Pour caractériser l’existence d’une urgence à suspendre la décision mettant fin à l’autorisation de télétravailler dont elle bénéficiait, à hauteur de trois jours de télétravail par semaine, Mme A… soutient que cette décision aurait des conséquences sur son état de santé et plus largement sur ses conditions de vie au quotidien. Elle produit à cette fin des ordonnances médicales datant de 2023 et de 2024, des arrêts de travail durant la période où elle était autorisée à télétravailler, un formulaire de demande de temps partiel thérapeutique, à compter du 15 septembre 2025, rempli par la requérante le 3 septembre 2025, sur un avis de son médecin traitant, et un certificat de son médecin traitant du 11 septembre 2025 indiquant qu’elle présente un état de santé et une pathologie chronique pour laquelle une adaptation de poste par télétravail est à évaluer par la médecine du travail. Au regard de ces documents médicaux qui n’établissent pas la nécessité pour Mme A… de se rendre une fois par semaine à l’hôpital comme elle le soutient dans sa requête, et des termes du certificat médical produit, qui se borne à renvoyer à la médecine du travail la réalisation d’une évaluation pour une adaptation de poste au télétravail, Mme A… n’établit pas que le refus qui lui est opposé au télétravail aurait des conséquences suffisamment graves et immédiates sur son état de santé et sur ses conditions de vie au quotidien justifiant qu’une mesure provisoire soit prise dans l’attente d’un jugement au fond. Par ailleurs, si Mme A… soutient que cette décision aurait des conséquences financières du fait du coût induit par les trajets supplémentaires, elle ne l’établit pas, en ne produisant aucune pièce relative à sa situation financière. Enfin, si elle invoque la brutalité de l’annonce de cette décision, il résulte de l’instruction que la décision a été prise le 15 juillet 2025, et à supposer qu’elle n’en ait pris connaissance que le 18 août 2025 à son retour de congés, elle prévoit une prise d’effet à compter du 15 septembre 2025. Dès lors, la condition d’urgence à laquelle est subordonnée l’application de l’article L. 521-1 du code de justice administrative, ne peut être regardée comme remplie.

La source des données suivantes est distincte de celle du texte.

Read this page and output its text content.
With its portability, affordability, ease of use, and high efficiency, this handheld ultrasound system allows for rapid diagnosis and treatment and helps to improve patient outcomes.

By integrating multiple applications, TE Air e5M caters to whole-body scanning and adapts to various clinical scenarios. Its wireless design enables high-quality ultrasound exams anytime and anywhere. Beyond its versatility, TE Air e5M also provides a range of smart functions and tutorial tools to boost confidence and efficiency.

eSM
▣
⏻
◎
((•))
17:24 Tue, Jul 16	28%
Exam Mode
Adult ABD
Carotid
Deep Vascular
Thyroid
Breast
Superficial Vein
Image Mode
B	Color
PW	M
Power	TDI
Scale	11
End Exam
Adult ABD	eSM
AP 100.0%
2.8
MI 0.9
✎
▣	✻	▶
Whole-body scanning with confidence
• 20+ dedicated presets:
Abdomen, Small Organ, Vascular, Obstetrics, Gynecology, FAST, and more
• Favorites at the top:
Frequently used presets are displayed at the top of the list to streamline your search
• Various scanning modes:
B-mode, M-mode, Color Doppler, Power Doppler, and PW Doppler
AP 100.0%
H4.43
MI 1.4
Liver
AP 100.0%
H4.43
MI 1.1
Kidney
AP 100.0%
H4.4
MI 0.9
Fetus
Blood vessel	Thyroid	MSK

Il résulte de ce qui précède, sans qu’il soit besoin d’examiner s’il est fait état d’un moyen propre à créer un doute sérieux sur la légalité de la décision, que la requête de Mme A… doit être rejetée en toutes ses conclusions, y compris celles tendant à l’application de l’article L. 761-1 du code de justice administrative, par application de l’article L. 522-3 du code de justice administrative.
O R D O N N E :
Article 1er : La requête de Mme A… est rejetée.
Article 2 : La présente ordonnance sera notifiée Mme B… A….
Fait à Paris, le 7 octobre 2025.
Le juge des référés,
A. Perrin
La République mande et ordonne au préfet de la région Ile-de-France, préfet de Paris en ce qui le concerne ou à tous commissaires de justice à ce requis en ce qui concerne les voies de droit commun contre les parties privées, de pourvoir à l’exécution de la présente décision.